The Birmingham Press

That was the will that was

Richard Lutz looks back in langour at the past seven days

I am crowbarred out of the city and it’s off to South Warwickshire in a mist of light rain.

I head for a spot of Britain redolent with the whiff of Wm Shakespeare, much of it admittedly the stuff not in the least pinned to hard historical fact.

Supposedly he got absolutely blotto-ed in the small little town of Bidford seven miles downriver from Stratford with a bunch of pals and awoke groggy under an apple tree. Thus ‘drunken Bidford’ in a later ditty. It makes a nice little story.

And in Taming of the Shrew there is mention of nearby Burton on Heath, later to be called Barton, where now sits a riverside caravan site many times flooded by rising waters.

We head for woodland husbanded by the late millionaire hippie Felix Dennis, who planted a million trees, I am told, to restore the Warwickshire forests. Good on him. As we walk up a hill, now spotted with hardwood saplings, we see a bronze statue of the man who stood in the dock of the Oz magazine trials all those decades ago. Felix is peering south toward, well…we’re really not sure. But the sculpturer has engraved Dennis’s poems on the philanthropist’s bronzed jacket. Nice touch.

Will

Shakespeare, of course, grew up not seven miles from this spot in Stratford. And he got it right when it comes to lines in his many plays that reflect the this soft countryside with its dells, streams, and flowers:

“I know a bank where the wild thyme blows,” says Oberon, “Where oxlips and the nodding violet grows
Quite over-canopied with luscious woodbine, With sweet musk-roses, and with eglantine:”

That kind of stuff.

We plough through the woods and, in this early spring, with winter almost behind us, we pass daffodils, wood anemones, bugles, primroses and hints of bluebells that all line a brook that trickles through the quiet woods. Good old Will, there he was knocking out plays by the dozen in dirty old London 400 years ago. But still entranced by memories of his childhood along the Avon.
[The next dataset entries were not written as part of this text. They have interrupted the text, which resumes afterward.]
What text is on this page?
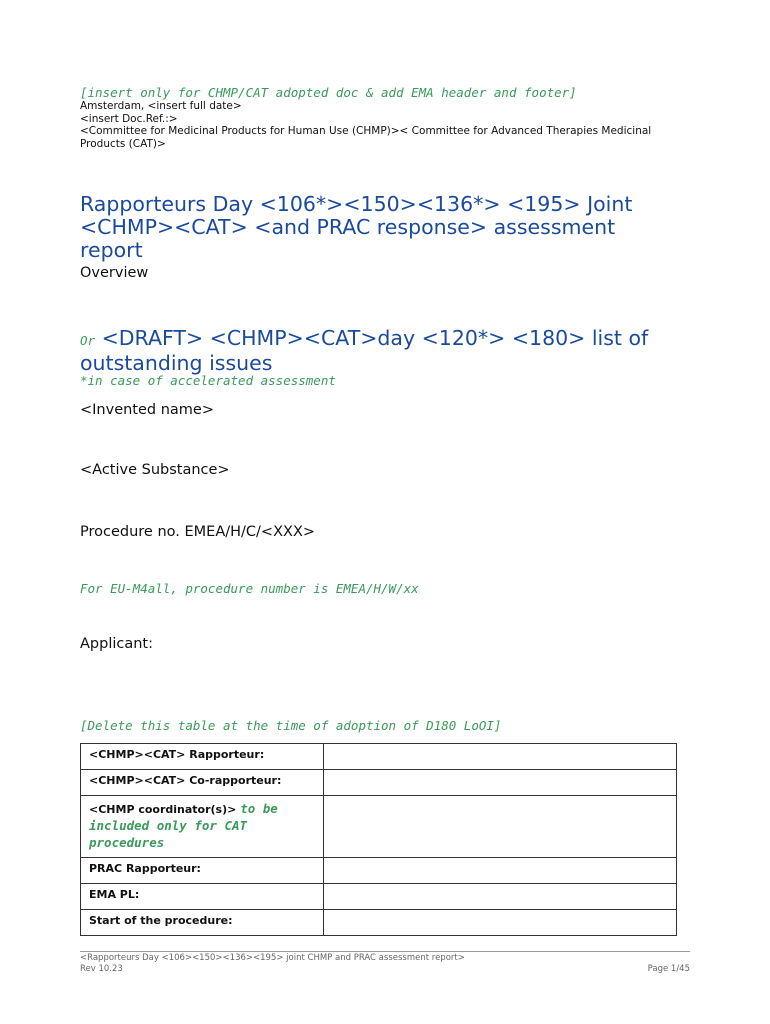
[insert only for CHMP/CAT adopted doc & add EMA header and footer]
Amsterdam, <insert full date>
<insert Doc.Ref.:>
<Committee for Medicinal Products for Human Use (CHMP)>< Committee for Advanced Therapies Medicinal Products (CAT)>
Rapporteurs Day <106*><150><136*> <195> Joint
<CHMP><CAT> <and PRAC response> assessment
report
Overview
Or <DRAFT> <CHMP><CAT>day <120*> <180> list of
outstanding issues
*in case of accelerated assessment
<Invented name>
<Active Substance>
Procedure no. EMEA/H/C/<XXX>
For EU-M4all, procedure number is EMEA/H/W/xx
Applicant:
[Delete this table at the time of adoption of D180 LoOI]
<CHMP><CAT> Rapporteur:	
<CHMP><CAT> Co-rapporteur:	
<CHMP coordinator(s)> to be included only for CAT procedures	
PRAC Rapporteur:	
EMA PL:	
Start of the procedure:	
<Rapporteurs Day <106><150><136><195> joint CHMP and PRAC assessment report>
Rev 10.23	Page 1/45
Back to the future, so to speak. And from the warmth of a wood to the cold staring eye of the flatscreen. All around us we are told about the joys of big time blockbuster tv series- Happy Valley, The Night Manager and Undercover.

I am, though, burying  myself in a box-set sized behemoth that everyone else saw a dozen years ago. It is West Wing. My TV set, then a clunky old cathode, missed it. I blame everything on the inert power of machines. It was the TV’s fault.

“West Wing? How long ago was that?” says a friend. He was as dismissive as a dismissive person rifling through a backfile  marked Dismissive Things.

Well, it was post-2002 and pre-Obama. Just about. And if you added a storyline about a billionaire bouffant guttermouth who hates Mexicans, Moslems and women, the editor would’ve knocked it out of the plot as too cartoonish. Art precedes reality. West Wing still has resonance, prescient stories and strong characters who drive the series forward. We are halfway through, maybe ten years late, but not at all behind the times. It still works.